Deacon's idea was
that at present his crew was leading because Shelburne was not
unwilling for the present that this should be. How true this was
became evident after the two-mile flags had passed, when the
Shelburne oarsmen began to lay to their strokes with tremendous drive,
the boat creeping foot by foot upon the rival shell until the Baliol
lead had been overcome and Shelburne herself swept to the fore.
Deacon raised the stroke slightly, to thirty-three, but soon dropped
to thirty-two, watching Shelburne carefully lest she make a
runaway then and there. Baliol was half a length astern at the
two-and-a-half mile mark, passing which the Shelburne crew gave
themselves up to a tremendous effort to kill off her rival then and
there.
"Jim! They're doing thirty-six--walking away."

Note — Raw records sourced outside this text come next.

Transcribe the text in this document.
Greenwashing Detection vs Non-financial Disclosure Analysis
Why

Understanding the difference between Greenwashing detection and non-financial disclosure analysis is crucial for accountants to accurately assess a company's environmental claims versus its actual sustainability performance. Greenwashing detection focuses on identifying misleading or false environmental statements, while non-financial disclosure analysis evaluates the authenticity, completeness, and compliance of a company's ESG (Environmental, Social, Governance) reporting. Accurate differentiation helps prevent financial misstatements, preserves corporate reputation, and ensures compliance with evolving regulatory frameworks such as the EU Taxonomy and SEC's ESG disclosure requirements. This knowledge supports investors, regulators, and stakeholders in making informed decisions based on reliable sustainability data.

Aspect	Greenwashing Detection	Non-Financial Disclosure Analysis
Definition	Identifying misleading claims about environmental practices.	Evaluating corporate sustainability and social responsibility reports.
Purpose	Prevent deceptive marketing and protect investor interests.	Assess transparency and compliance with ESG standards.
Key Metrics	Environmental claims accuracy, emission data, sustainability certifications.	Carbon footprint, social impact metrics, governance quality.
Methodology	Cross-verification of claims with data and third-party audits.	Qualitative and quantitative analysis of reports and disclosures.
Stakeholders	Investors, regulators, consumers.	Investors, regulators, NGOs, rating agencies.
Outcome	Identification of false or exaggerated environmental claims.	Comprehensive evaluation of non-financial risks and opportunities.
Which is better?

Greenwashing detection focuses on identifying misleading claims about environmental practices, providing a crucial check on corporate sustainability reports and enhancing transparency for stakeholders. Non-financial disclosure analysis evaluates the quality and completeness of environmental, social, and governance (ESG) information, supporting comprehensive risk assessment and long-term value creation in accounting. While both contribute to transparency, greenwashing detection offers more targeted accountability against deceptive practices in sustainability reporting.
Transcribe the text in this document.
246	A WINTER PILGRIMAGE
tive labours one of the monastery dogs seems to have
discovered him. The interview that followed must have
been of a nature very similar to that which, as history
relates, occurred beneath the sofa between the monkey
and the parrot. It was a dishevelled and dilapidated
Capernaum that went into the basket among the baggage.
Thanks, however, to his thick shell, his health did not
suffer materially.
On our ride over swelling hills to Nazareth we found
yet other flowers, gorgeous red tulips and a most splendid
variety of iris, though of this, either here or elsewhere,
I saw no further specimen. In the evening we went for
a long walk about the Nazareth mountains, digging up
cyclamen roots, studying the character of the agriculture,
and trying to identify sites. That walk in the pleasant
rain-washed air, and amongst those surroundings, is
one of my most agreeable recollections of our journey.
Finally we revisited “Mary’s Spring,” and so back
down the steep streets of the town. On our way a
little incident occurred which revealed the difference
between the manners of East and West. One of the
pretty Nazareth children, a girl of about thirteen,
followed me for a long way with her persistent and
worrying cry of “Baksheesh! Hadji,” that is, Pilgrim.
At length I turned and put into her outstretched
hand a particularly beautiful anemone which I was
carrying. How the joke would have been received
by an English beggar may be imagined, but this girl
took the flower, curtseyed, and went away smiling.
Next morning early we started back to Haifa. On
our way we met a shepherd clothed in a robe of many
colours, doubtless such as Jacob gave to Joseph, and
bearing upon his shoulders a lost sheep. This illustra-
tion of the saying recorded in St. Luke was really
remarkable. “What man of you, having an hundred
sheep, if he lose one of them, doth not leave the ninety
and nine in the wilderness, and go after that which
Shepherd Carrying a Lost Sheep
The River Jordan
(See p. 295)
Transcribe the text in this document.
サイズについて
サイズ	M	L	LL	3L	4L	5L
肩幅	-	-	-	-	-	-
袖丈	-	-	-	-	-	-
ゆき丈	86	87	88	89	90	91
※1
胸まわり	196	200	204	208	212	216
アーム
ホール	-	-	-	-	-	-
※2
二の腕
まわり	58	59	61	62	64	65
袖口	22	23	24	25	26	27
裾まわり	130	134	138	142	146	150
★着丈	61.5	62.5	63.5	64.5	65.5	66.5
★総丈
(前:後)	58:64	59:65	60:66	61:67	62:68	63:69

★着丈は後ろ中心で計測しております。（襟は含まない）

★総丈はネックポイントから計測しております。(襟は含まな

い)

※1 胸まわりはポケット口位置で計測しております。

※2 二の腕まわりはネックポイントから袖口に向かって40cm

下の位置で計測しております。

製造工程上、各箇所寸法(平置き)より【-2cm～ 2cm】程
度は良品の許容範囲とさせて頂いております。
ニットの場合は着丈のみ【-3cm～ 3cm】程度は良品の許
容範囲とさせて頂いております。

The coxswain's face was white and drawn.
But Deacon continued to pass up a thirty-two stroke while the
Shelburne boat slid gradually away until at the three-mile mark
there was a foot of clear water between its rudder and the prow of
the Baliol shell.
Deacon glanced at the coxswain. A mile to go--one deadly mile.
"Thirty-six," he said. "Shelburne's can't have much more left."
The time had passed for study now. Gritting his teeth, Deacon bent
to his work, his eyes fixed upon the swaying body of the coxswain,
whose sharp staccato voice snapped out the measure; the beat of the
oars in the locks came as one sound.